Let's say you do some calculations on a large set of large float vectors, for example. calculating the average value of each of them:
public static float avg(float[] data, int offset, int length) { float sum = 0; for (int i = offset; i < offset + length; i++) { sum += data[i]; } return sum / length; }
If you have all of your vectors stored in float[] , you can implement the loop as follows:
float[] data; // <-- vectors here float sum = 0; for (int i = 0; i < nVectors; i++) { sum += avg(data, i * vectorSize, vectorSize); }
If your vectors are stored in a file instead, memory matching should be as fast as the first solution, in theory , as soon as the OS caches all of this:
RandomAccessFile file; // <-- vectors here MappedByteBuffer buffer = file.getChannel().map(READ_WRITE, 0, 4*data.length); FloatBuffer floatBuffer = buffer.asFloatBuffer(); buffer.load(); // <-- this forces the OS to cache the file float[] vector = new float[vectorSize]; float sum = 0; for (int i = 0; i < nVectors; i++) { floatBuffer.get(vector); sum += avg(vector, 0, vector.length); }
However, my tests show that the version with memory mapping is ~ 5 times slower than in memory. I know that FloatBuffer.get(float[]) copying memory, and I think the reason for the slowdown. Could it be faster? Is there a way to avoid copying any memory and just get my data from the OS buffer?
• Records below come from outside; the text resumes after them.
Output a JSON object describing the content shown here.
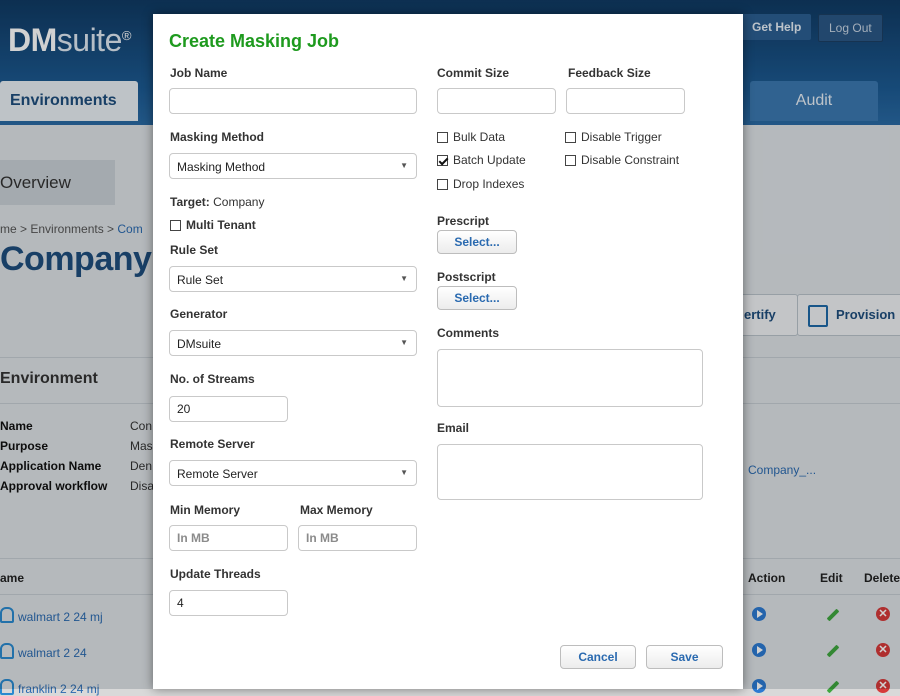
{
  "app": {
    "logo_bold": "DM",
    "logo_rest": "suite",
    "logo_mark": "®",
    "get_help": "Get Help",
    "logout": "Log Out",
    "tab_environments": "Environments",
    "tab_audit": "Audit"
  },
  "page": {
    "overview_tab": "Overview",
    "breadcrumb_prefix": "me > Environments > ",
    "breadcrumb_link": "Com",
    "title": "Company",
    "certify": "ertify",
    "provision": "Provision",
    "section": "Environment",
    "details": [
      {
        "key": "Name",
        "val": "Con"
      },
      {
        "key": "Purpose",
        "val": "Mas"
      },
      {
        "key": "Application Name",
        "val": "Den"
      },
      {
        "key": "Approval workflow",
        "val": "Disa"
      }
    ],
    "app_link": "Company_...",
    "table": {
      "col_name": "ame",
      "col_action": "Action",
      "col_edit": "Edit",
      "col_delete": "Delete",
      "rows": [
        "walmart 2 24 mj",
        "walmart 2 24",
        "franklin 2 24 mj"
      ]
    }
  },
  "modal": {
    "title": "Create Masking Job",
    "job_name_label": "Job Name",
    "job_name_value": "",
    "masking_method_label": "Masking Method",
    "masking_method_value": "Masking Method",
    "target_label": "Target:",
    "target_value": "Company",
    "multi_tenant": "Multi Tenant",
    "rule_set_label": "Rule Set",
    "rule_set_value": "Rule Set",
    "generator_label": "Generator",
    "generator_value": "DMsuite",
    "streams_label": "No. of Streams",
    "streams_value": "20",
    "remote_server_label": "Remote Server",
    "remote_server_value": "Remote Server",
    "min_memory_label": "Min Memory",
    "min_memory_placeholder": "In MB",
    "max_memory_label": "Max Memory",
    "max_memory_placeholder": "In MB",
    "update_threads_label": "Update Threads",
    "update_threads_value": "4",
    "commit_size_label": "Commit Size",
    "feedback_size_label": "Feedback Size",
    "bulk_data": "Bulk Data",
    "disable_trigger": "Disable Trigger",
    "batch_update": "Batch Update",
    "disable_constraint": "Disable Constraint",
    "drop_indexes": "Drop Indexes",
    "prescript_label": "Prescript",
    "prescript_button": "Select...",
    "postscript_label": "Postscript",
    "postscript_button": "Select...",
    "comments_label": "Comments",
    "email_label": "Email",
    "cancel": "Cancel",
    "save": "Save"
  }
}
I loaded my full test into this method , if you want to try just running it:
$ java -Xmx1024m ArrayVsMMap 100 100000 100
Edit:
In the end, the best I could get from MappedByteBuffer in this scenario is still slower than using regular float[] by ~ 35%. Tricks so far:
- use your own byte order to avoid conversion:
buffer.order(ByteOrder.nativeOrder()) - wrap
MappedByteBuffer with FloatBuffer using buffer.asFloatBuffer() - use a simple
floatBuffer.get(int index) instead of the mass version, this avoids copying memory.
You can see the new test and the results of this meaning .
A slowdown of 1.35 is much better than one of 5, but it is still far from 1. I will probably still miss something, otherwise it is something in the JVM that needs to be improved.